Steve Harwell, Founding Lead Singer For Smash Mouth, Has Died At 56
I said death. What a concept. The singer was reported to be in hospice on his final days on Sunday
Even when Shrek is love and Shrek is life, the years don’t stop coming. Steve Harwell, co-founder and lead singer of the band Smash Mouth, known for such songs as “All Star” and “Walkin’ On the Sun”, has died of liver failure at age 56. The musician was in hospice care when he died at his Boise, Idaho home on Monday.
Robert Hayes, Harwell’s manager, confirmed the news, authoring and releasing this statement: “Steve Harwell was a true American Original. A larger than life character who shot up into the sky like a Roman candle.

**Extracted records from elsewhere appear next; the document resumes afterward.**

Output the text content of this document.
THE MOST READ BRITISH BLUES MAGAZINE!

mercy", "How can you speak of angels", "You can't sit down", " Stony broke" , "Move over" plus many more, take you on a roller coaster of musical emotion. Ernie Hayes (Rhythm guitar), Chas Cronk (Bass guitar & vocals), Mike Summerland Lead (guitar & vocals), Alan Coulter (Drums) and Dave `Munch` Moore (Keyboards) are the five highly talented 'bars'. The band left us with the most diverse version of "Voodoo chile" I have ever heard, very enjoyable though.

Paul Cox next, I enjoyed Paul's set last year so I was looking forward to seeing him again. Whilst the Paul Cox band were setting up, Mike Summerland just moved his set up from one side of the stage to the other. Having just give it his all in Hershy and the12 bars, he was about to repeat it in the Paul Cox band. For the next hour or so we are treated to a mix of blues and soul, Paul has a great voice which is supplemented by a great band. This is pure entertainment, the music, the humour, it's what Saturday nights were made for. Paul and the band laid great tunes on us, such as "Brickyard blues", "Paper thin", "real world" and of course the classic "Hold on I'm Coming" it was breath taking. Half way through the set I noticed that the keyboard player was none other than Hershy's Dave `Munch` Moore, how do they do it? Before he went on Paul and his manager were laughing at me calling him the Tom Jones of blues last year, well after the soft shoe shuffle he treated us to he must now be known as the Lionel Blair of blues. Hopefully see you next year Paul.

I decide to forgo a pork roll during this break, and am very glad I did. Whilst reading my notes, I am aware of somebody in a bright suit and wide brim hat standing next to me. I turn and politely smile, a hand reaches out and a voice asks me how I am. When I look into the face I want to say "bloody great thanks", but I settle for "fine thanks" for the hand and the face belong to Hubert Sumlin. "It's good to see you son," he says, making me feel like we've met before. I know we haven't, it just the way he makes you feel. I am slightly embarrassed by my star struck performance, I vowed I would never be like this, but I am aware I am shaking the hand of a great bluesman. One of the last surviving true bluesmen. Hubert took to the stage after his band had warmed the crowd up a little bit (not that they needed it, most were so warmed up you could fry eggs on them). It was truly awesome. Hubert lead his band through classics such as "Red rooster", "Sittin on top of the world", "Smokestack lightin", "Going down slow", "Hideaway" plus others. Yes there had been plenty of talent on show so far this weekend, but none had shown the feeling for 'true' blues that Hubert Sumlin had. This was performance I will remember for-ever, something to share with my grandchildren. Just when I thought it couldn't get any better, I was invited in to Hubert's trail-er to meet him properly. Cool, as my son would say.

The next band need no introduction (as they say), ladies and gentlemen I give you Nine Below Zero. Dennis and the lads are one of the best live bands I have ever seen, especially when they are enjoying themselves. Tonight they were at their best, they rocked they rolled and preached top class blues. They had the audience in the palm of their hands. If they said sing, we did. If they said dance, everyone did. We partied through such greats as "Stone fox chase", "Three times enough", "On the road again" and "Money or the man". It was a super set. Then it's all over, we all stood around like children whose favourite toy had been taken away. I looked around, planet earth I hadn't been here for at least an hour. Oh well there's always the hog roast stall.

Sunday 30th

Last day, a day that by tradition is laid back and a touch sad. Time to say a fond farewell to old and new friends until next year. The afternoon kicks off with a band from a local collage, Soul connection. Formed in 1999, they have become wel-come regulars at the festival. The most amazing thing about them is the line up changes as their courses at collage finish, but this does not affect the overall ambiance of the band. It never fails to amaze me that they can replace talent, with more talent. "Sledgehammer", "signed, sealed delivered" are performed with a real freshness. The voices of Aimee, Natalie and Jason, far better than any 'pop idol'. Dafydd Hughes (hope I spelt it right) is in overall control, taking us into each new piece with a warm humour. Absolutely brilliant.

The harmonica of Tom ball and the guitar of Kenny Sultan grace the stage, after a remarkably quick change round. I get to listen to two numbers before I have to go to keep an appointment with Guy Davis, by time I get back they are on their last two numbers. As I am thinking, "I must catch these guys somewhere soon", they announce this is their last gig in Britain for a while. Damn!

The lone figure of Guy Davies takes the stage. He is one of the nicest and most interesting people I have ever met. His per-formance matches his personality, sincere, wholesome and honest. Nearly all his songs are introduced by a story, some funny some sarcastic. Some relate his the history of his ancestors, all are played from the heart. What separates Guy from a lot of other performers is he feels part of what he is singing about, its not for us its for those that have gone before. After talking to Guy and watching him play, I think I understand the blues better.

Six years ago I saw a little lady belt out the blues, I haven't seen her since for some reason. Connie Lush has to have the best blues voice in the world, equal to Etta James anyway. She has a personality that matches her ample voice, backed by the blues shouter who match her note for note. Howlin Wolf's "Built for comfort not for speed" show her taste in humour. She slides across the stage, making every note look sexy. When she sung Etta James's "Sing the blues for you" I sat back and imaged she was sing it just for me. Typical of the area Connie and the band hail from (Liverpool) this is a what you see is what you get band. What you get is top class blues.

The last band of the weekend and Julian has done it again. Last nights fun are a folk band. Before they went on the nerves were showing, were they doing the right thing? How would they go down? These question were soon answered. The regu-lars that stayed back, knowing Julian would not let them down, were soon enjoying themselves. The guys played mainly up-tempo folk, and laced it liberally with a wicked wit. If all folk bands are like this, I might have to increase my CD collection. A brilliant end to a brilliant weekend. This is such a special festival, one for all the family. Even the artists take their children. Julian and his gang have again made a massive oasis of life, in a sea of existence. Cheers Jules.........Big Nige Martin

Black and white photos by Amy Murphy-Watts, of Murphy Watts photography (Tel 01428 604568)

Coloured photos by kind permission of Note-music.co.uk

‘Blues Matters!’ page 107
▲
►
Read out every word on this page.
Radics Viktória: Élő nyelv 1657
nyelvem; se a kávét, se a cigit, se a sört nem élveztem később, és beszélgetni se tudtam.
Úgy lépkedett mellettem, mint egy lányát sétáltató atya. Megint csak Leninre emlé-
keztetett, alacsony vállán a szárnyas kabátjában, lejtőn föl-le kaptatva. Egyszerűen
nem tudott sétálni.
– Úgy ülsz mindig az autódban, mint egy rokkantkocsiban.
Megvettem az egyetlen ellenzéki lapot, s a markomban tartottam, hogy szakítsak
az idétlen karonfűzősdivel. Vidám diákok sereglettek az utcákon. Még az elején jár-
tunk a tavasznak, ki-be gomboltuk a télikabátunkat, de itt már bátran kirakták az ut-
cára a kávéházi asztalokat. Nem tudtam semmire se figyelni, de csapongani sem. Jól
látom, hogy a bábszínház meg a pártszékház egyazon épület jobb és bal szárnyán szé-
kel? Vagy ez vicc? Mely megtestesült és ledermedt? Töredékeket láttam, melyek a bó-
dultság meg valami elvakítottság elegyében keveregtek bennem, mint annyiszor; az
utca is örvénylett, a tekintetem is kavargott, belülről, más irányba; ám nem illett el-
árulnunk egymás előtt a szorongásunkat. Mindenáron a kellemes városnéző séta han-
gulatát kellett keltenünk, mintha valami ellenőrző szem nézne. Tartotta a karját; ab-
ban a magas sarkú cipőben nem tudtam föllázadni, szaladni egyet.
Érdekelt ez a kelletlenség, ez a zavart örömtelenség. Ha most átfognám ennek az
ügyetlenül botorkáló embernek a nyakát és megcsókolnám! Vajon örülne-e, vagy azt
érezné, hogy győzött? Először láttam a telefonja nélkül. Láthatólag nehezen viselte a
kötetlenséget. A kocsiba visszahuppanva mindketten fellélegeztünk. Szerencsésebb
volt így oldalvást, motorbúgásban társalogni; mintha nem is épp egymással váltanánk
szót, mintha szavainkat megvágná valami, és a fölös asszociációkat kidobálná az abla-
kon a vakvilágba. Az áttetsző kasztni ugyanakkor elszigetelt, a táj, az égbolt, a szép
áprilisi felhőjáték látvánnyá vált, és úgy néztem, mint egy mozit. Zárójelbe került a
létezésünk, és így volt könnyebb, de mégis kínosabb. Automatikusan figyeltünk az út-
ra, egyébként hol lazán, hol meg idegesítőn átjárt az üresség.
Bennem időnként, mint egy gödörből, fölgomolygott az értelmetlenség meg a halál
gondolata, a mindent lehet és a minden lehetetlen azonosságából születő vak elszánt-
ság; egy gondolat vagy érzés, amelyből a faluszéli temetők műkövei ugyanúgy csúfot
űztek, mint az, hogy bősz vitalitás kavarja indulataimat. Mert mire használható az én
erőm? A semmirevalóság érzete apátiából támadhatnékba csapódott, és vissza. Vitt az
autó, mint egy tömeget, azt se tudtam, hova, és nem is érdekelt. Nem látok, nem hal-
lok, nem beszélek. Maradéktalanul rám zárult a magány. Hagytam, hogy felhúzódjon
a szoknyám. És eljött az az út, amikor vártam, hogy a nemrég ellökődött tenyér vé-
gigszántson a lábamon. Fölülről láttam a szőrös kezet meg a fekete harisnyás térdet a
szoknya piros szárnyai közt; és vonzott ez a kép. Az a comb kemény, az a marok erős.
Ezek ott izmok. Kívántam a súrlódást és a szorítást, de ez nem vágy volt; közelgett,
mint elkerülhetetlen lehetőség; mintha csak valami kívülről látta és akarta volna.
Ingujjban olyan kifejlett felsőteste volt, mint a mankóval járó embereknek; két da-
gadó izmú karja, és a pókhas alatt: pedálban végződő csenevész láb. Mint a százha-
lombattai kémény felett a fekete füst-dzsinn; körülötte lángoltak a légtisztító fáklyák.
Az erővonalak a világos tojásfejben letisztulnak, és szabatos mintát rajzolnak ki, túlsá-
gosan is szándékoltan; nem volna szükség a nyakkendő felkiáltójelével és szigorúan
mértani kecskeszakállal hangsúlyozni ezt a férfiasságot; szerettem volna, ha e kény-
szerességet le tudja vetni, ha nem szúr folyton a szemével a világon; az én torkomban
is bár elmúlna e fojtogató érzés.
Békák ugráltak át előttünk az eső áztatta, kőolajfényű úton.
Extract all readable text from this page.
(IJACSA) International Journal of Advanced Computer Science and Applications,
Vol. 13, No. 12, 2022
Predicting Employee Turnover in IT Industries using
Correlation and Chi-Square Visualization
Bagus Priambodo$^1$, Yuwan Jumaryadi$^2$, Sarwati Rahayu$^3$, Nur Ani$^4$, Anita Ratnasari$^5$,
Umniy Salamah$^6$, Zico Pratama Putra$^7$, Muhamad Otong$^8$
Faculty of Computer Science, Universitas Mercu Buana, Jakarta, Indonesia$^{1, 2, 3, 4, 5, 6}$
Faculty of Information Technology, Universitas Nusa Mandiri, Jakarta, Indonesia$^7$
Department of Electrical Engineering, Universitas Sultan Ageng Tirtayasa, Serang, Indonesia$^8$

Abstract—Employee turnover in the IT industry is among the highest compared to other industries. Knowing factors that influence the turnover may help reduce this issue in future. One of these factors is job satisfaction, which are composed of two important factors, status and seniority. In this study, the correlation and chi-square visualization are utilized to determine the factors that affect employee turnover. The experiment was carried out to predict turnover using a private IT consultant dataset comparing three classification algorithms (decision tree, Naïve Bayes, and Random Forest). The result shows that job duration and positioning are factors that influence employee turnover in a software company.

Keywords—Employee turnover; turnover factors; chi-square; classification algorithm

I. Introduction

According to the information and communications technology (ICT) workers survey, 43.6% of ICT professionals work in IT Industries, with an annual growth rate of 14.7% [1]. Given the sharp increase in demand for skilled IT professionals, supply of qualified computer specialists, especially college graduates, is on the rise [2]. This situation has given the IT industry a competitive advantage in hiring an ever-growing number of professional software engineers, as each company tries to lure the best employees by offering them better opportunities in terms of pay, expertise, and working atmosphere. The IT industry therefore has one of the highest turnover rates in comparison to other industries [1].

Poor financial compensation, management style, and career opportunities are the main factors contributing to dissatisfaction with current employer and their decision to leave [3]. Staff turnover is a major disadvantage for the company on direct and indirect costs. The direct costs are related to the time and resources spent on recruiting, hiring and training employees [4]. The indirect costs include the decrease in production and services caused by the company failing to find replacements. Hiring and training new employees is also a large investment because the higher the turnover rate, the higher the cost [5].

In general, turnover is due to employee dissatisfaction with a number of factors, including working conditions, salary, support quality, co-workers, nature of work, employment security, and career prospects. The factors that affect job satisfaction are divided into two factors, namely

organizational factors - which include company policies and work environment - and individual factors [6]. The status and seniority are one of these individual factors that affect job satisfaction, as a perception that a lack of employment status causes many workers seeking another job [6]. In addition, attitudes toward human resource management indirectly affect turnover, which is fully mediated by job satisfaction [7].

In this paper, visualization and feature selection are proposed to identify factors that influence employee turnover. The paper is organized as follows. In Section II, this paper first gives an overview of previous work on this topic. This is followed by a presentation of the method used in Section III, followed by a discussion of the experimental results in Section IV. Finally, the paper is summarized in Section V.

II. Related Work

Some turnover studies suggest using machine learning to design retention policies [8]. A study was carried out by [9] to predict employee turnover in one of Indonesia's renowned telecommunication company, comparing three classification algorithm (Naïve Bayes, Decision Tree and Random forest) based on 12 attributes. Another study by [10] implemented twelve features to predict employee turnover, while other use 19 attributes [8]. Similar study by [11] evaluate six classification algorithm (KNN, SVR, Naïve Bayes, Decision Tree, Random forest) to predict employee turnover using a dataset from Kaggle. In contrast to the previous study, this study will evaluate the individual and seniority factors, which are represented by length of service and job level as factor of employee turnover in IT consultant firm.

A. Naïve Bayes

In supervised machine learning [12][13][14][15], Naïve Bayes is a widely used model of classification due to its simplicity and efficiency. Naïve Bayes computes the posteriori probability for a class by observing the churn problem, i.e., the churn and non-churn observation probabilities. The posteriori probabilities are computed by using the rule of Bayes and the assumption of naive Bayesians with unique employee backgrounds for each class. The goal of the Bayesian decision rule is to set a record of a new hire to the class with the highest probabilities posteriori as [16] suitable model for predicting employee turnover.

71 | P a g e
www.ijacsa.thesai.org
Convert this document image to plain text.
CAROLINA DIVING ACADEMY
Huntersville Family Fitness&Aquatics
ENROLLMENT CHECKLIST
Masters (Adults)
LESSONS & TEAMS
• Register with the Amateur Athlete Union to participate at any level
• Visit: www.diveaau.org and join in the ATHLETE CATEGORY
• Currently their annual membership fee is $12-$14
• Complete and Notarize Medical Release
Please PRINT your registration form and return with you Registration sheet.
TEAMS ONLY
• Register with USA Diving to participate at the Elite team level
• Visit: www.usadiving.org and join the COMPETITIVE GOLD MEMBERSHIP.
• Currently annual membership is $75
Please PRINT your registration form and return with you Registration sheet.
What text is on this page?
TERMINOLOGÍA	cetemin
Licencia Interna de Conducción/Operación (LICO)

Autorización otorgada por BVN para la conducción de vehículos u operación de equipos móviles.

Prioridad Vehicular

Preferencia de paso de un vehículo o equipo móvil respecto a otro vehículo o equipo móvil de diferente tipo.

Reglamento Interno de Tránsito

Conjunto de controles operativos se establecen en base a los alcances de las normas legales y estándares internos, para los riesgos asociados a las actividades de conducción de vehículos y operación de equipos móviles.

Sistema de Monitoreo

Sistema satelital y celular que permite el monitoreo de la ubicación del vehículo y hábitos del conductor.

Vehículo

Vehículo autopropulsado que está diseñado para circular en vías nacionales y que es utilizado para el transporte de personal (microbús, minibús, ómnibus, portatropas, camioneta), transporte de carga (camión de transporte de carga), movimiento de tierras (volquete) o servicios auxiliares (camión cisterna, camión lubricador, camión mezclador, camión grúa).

Steve should be remembered for his unwavering focus and impassioned determination to reach the heights of pop stardom. And the fact that he achieved this near-impossible goal with very limited musical experience makes his accomplishments all the more remarkable. His only tools were his irrepressible charm and charisma, his fearlessly reckless ambition, and his king-size cajones. Steve lived a 100% full-throttle life. Burning brightly across the universe before burning out.”
Harwell was born Steven Scott Harwell on January 9, 1967 in Santa Clara, California. His career started as a Chuck D-inspired rapper for the hip-hop group F.O.S. (Freedom of Speech). They released a single, “Big Black Boots” in 1993, before he shifted gears to alt-rock. That’s when he formed Smash Mouth, or as originally styled, Smashmouth with childhood friend and drummer Kevin Coleman, songwriter-guitarist Greg Camp who indeed became the group’s primary songwriter, and bassist Paul De Lisle, the latter two coming from San Jose punk band Lackadaddy. A San Jose radio station put a demo of the group’s song “Nervous in the Alley” in rotation, allowing Interscope Records to get ahold of the group. Now a two word group name, Smash Mouth released their debut album “Fush Yu Mang” in 1997. That album featured “Walkin on the Sun”, their first major single, and a cover of “Why Can’t We Be Friends” that was featured in the film Wild Things, and went double platinum for it.
The next album, Astro Lounge, featured several songs with heavy use in film soundtracks: Their cover of “Can’t Get Enough of You Baby” in Can’t Hardly Wait, “Come On, Come On” in Deuce Bigalow: Male Gigolo, the original Snow Day, Dude, Where’s My Car, and Big Fat Liar, plus an animated appearance in Kim Possible, and of course “All Star”, which originated in Mystery Men, then featured in Inspector Gadget, Digimon: The Movie, and Rat Race but was launched into the stratosphere by its inclusion in the opening scene of Shrek, which also included their cover of “I’m A Believer” for the film. Frankly it was huge from it even before the memes took hold. Later song “Getting Better” would be featured in The Cat in the Hat, and the 2006 Tim Allen movie Zoom featured five Smash Mouth songs, including “So Insane” and “Everyday Superhero” from the album Summer Girl, and a cover of Queen and David Bowie’s “Under Pressure”. Summer Girl came about incorporating songs from an album titled “Old Habits” that Universal, whom the band had only been with very briefly, fumbled on and never released, so Smash Mouth went to Beautiful Bomb Records. It was Camp’s last original album in the group.
Even with all this, it didn’t come without tragedy. Harwell had a son, Presley, who died of acute lymphocytic leukemia at just six months old in July 2001. That he “long” struggled with alcohol abuse may be directly tied, and certainly contributed to the liver failure. It was then exacerbated in the last decade when he began to suffer from a number of ailments that impacted his motor functions, speech, memory, and his performances. At a June 2015 food festival in Fort Collins, Colorado, he screamed profanities at the audience. In August 2016 at an Illinois show, he collapsed onstage and was taken by ambulance to a hospital. During the peak of the pandemic in the summer of 2020 the group booked a performance 10-day motorcycle rally held in South Dakota, where he taunted crowds about vaccines, mask wearing and pandemic prevention. In October 2021, at a concert in Bethel, New York, Harwell appeared to be intoxicated, threatened audience members…and allegedly threw up a Nazi salute. That seemed to be the final straw, as he announced his retirement from Smash Mouth and Zach Goode became the new lead singer, and have since released several new songs.
I saw Smash Mouth in concert opening up for NSYNC on the Celebrity tour, truly at the band’s peak, and it’s disheartening that Harwell’s behavior devolved in such a manner. A truly tragic end for anyone.